I have also reflected on the question I was posing to the dancers, in order not to dig inappropriately in their emotional response and sensitivity but to find a way to open up an imaginary I could manipulate and transform during the process.


Thus, I decided to go in the studio and ask each one separately an image of power coming into their mind, without thinking too much. Following Jung (1946), with the use of imagery, human beings engage in the development of a dialogue with our unconscious minds, so I thought that thinking about an image could immediately shift the level of control of our will towards spontaneity, allowing the fantasy to merge with reality an reassure our fear of exposition. When they were ready to tell me, they would have called me and describe me the image.


The process: connecting images and patterns


Following Hogarth (2010), the term intuition suggests certain correlates, among these are notions of speed and confidence. So, I decided to select four images from the ones I collected from them

individually, I’ve described the image to the group, and I gave them 4 minutes to create the image

with their bodies together without touching. Nobody could speak during this process, they should find within the group which image they were working on, I was just telling them when it was time to

change the image. When they were ready, they should have found their way to tell me and

communicate to me which image their physical picture was responding to. From my side, I would let

them know when there was just one-minute left. I didn’t want them to think about the shape they were creating, I wanted them to be and feel the shape within the group, and I wanted to test also their leadership capabilities and their group dynamics while doing the exercise.

This simple exercise turned out to be very tough and difficult for this group. Concentration was often lost and the dynamics of the group I have sensed from the first day, were now showing up within the process and body behaviors.

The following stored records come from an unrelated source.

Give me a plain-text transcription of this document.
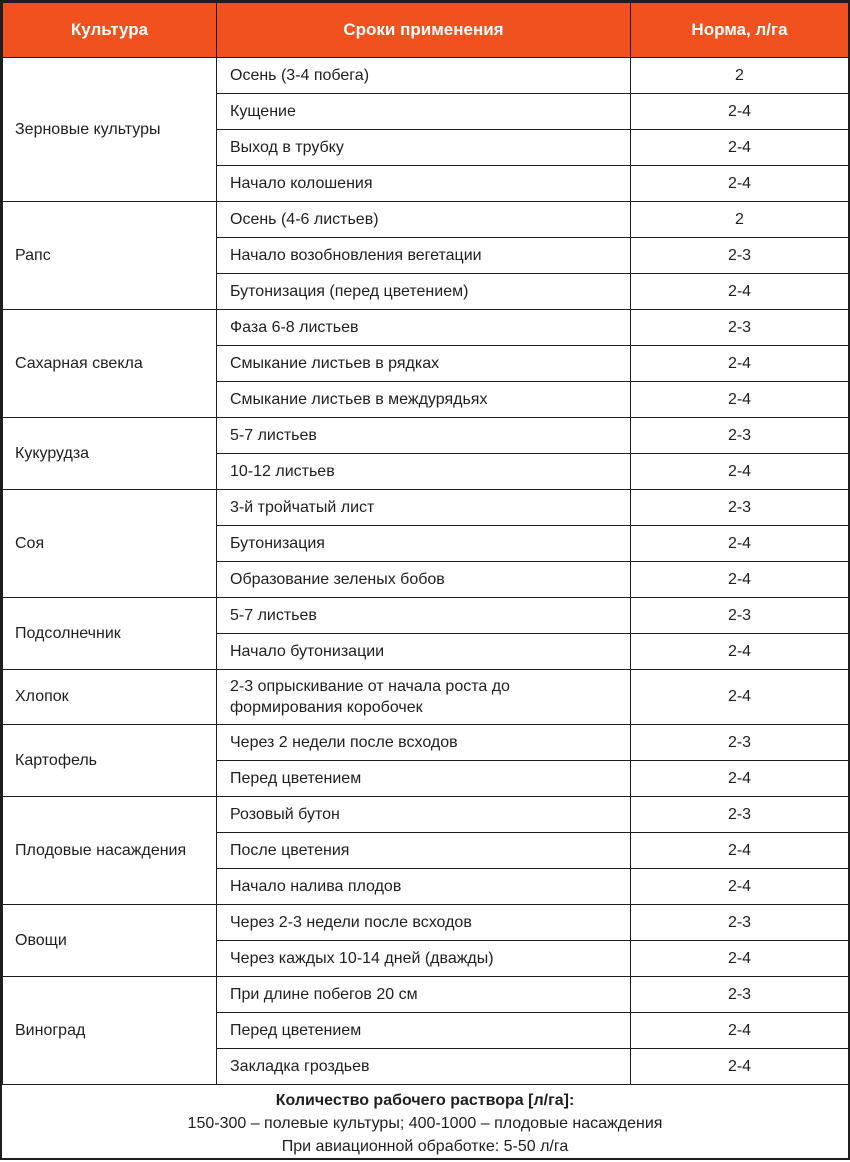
Культура	Сроки применения	Норма, л/га
Зерновые культуры	Осень (3-4 побега)	2
	Кущение	2-4
	Выход в трубку	2-4
	Начало колошения	2-4
Рапс	Осень (4-6 листьев)	2
	Начало возобновления вегетации	2-3
	Бутонизация (перед цветением)	2-4
Сахарная свекла	Фаза 6-8 листьев	2-3
	Смыкание листьев в рядках	2-4
	Смыкание листьев в междурядьях	2-4
Кукурудза	5-7 листьев	2-3
	10-12 листьев	2-4
Соя	3-й тройчатый лист	2-3
	Бутонизация	2-4
	Образование зеленых бобов	2-4
Подсолнечник	5-7 листьев	2-3
	Начало бутонизации	2-4
Хлопок	2-3 опрыскивание от начала роста до формирования коробочек	2-4
Картофель	Через 2 недели после всходов	2-3
	Перед цветением	2-4
Плодовые насаждения	Розовый бутон	2-3
	После цветения	2-4
	Начало налива плодов	2-4
Овощи	Через 2-3 недели после всходов	2-3
	Через каждых 10-14 дней (дважды)	2-4
Виноград	При длине побегов 20 см	2-3
	Перед цветением	2-4
	Закладка гроздьев	2-4
Количество рабочего раствора [л/га]:
150-300 – полевые культуры; 400-1000 – плодовые насаждения
При авиационной обработке: 5-50 л/га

I asked the group to memorize the four different images: I loved the spontaneity of each position

guided by an obligatory mutual and silent listening that obliged them both to an internal external

gaze. The result was totally unplanned but full of multi leveled meanings, some of them shared only

between me and who gave mentally birth to the image during the individual interview. There was an

instinctual component in my approach even if I tried to appear totally over control of the situation and in the process to reach to the shapes.


Parallelly the dancers have already developed some movement material based on unconscious gestures performed while talking one to each other. I wanted to create a group situation were language and image combine, so I ask them to be responsible of the group shapes they were building through moving between these two binaries: one already set individually but never connected in a group and the other coming from the images they have just created. This combination was important to give unexpected lives to the images and suggested me the next step. 


How do you travel from an image to the other? 


I wanted to create a trip between the images through patterns and rhythms, such as this group of people were a bunch of lead soldiers guided by an external force of habit and routine.